JAKARTA, KOMPAS – Pelaku usaha tidak perlu panik dengan pelemahan rupiah yang semakin dalam. Kondisi fundamen ekonomi dan pengelolaan utang luar negeri saat ini jauh lebih baik ketimbang krisis 1998.
Berdasarkan kurs referensi Jakarta Interbank Spot Dollar Rate pada Rabu (5/9/2018), rupiah melemah 0,58 persen ke posisi 14.927 per dolar AS dari posisi Selasa (4/9/2018) yang berada pada level Rp 14.840 per dolar AS.
Ekonom PT Bank Permata Tbk Josua Pardede kepada Kompas, mengatakan, pelaku usaha tidak perlu panik dengan pelemahan rupiah karena sebagian besar mata uang negara berkembang juga melemah. Faktor utamanya adalah murni dari eksternal, yaitu perang dagang AS-China, efek rambatan krisis keuangan Argentina dan Turki, serta rencana kenaikan suku bunga acuan Bank Sentral AS.
Meskipun sebagian besar nilai tukar negara berkembang cenderung terkoreksi terhadap dollar AS, namun kondisi ini masih jauh dari krisis 1998. Kondisi fundamental perekonomian Indonesia sekarang sangat berbeda dengan kondisi fundamental pada 1998.
“Krisis yang berawal dari krisis baht Thailand itu diperburuk dengan pengelolaan utang luar negeri swasta yang tidak hati-hati. Pasalnya, sebagian besar utang luar negeri swasta tidak dilindungi nilai atau hedging. Selain itu, utang jangka pendek itu digunakan untuk membiayai usaha jangka panjang dan beroirentasi domestik,” kata dia.

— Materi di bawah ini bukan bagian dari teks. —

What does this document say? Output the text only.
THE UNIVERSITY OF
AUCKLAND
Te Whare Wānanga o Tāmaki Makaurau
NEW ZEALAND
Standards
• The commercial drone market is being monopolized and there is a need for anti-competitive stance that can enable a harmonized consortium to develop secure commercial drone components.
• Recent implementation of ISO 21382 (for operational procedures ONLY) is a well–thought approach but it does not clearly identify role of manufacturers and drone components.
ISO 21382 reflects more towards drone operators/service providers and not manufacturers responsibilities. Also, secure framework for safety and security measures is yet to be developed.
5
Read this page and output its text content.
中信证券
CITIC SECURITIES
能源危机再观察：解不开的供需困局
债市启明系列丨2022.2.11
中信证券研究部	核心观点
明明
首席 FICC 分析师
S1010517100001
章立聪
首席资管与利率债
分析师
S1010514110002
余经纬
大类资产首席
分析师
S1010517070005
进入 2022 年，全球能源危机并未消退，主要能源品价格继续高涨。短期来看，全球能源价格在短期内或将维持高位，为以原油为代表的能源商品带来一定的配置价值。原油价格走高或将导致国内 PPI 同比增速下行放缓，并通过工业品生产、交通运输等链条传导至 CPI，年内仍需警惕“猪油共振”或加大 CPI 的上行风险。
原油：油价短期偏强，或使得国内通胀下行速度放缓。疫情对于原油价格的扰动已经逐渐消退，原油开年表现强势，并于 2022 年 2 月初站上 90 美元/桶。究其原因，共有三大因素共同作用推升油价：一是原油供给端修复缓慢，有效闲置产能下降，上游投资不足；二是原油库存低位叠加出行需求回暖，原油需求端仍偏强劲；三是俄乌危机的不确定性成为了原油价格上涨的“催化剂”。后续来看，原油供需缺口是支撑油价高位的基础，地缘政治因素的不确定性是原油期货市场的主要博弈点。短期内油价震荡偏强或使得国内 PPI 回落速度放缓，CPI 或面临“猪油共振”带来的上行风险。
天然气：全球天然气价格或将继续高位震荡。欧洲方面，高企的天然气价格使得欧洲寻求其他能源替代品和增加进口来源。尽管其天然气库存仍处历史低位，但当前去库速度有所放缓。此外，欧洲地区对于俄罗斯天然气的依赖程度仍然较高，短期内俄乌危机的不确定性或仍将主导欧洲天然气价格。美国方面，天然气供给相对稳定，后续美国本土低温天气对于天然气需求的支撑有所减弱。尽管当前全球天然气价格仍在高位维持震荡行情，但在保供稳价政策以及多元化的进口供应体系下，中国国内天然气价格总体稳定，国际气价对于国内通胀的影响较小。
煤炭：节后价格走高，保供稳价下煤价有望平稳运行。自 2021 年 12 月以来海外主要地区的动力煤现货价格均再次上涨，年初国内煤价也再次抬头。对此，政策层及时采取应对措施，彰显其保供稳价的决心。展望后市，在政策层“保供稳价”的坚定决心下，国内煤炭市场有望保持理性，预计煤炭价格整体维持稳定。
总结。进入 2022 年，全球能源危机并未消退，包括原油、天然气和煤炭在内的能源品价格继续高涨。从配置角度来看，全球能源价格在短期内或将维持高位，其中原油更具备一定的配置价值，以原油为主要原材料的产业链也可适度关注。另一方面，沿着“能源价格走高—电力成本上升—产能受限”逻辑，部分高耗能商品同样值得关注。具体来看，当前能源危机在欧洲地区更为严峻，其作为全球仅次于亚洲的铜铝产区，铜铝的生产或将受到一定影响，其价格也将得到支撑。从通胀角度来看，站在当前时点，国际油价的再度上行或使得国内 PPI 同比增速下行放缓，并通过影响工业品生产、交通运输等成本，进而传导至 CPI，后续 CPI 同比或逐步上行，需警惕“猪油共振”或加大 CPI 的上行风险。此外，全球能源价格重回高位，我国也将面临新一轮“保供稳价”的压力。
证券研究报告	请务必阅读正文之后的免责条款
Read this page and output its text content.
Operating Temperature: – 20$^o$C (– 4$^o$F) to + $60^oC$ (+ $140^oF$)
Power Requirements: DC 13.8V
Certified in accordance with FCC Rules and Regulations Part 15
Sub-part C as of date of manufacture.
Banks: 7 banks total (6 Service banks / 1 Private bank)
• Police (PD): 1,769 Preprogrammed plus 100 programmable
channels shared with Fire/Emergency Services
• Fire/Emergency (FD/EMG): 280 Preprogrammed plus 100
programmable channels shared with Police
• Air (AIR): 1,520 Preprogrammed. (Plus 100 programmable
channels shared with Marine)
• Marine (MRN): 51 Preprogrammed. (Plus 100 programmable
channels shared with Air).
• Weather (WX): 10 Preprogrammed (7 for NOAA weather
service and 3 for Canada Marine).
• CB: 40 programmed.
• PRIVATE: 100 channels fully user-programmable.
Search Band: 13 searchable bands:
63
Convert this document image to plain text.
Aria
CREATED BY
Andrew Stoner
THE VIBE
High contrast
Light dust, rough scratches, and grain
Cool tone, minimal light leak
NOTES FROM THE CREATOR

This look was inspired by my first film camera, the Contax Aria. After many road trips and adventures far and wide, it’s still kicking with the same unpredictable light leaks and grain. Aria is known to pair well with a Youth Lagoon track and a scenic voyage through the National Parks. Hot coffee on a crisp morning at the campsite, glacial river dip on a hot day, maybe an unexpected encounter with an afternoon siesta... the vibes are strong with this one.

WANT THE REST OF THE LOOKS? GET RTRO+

Menurut Josua, krisis utang swasta itu menekan rupiah ke tingkat depresiasi terdalam, yaitu sebesar 600 persen dalam kurun waktu kurang dari satu tahun. Rupiah melemah dari Rp 2.350 per dollar menjadi Rp 16.000 per dollar AS.
Sementara jika melihat kondisi fundamen Indonesia tahun ini, pengelolaan utang luar negeri swasta cenderung lebih berhati-hati. BI sudah mewajibkan transaksi lindung nilai bagi korporasi dalam rangka mengelola risiko nilai tukar.
“Dalam jangka pendek, BI akan tetap mengelola stabilitas nilai tukar rupiah dengan melakukan dual intervension di pasar valas dan pasar obligasi. Jika suku bunga acuan Bank Sentral AS naik, BI akan turut menaikkan suku bunga acuan BI pada September tahun ini sebesar 25 basis poin,” kata dia.
Daya saing turun
Ketua Umum Gabungan Pengusaha Kelapa Sawit Indonesia Joko Supriyono mengatakan, apabila kebijakan menahan devisa hasil ekspor benar-benar akan diterapkan, pemerintah perlu mengajak bicara pelaku usaha, baik eksportir maupun importir. Jangan hanya eksportir yang nantinya harus menanggung beban itu, tetapi juga importir perlu diminta mengurangi impornya secara selektif dengan pertimbangan matang.
Misalnya dengan segera merealisasikan mandatori B20 yang dapat mengurangi defisit neraca perdagangan minyak dan gas bumi. Di sisi lain, ekspor minyak sawit mentah (CPO) perlu terus didorong, karena belakangan ini mengalami hambatan tarif di India, nontarif di Uni Eropa, dan kalah daya saing dengan Malaysia.
“Malaysia belakangan ini telah menghapus pungutan ekspor, menunggu pasar dan harga global membaik. Dengan menghapus pungutan ekspor CPO, harga jual CPO Malaysia di pasar internasional lebih berdaya saing. Negara yang bisa menawarkan CPO dengan harga lebih murah, akan banyak diminati pasar,” ujarnya.
Sementara itu, lanjut Joko, Indonesia saat ini kelebihan stok CPO, yaitu 5 juta ton. Selain harga CPO belum pulih, CPO Indonesia masih kena pungutan ekspor sebesar 50 dollar AS per ton. Hal itu menyebabkan harga tandan buah segar (TBS) di tingkat petani semakin rendah.
“Saat ini harga TBS Rp 900 per kg. Jika pungutan ekspor dihilangkan, petani setidaknya bisa mendapatkan kelebihan harga TBS sebesar Rp 200 per kg,” ujarnya.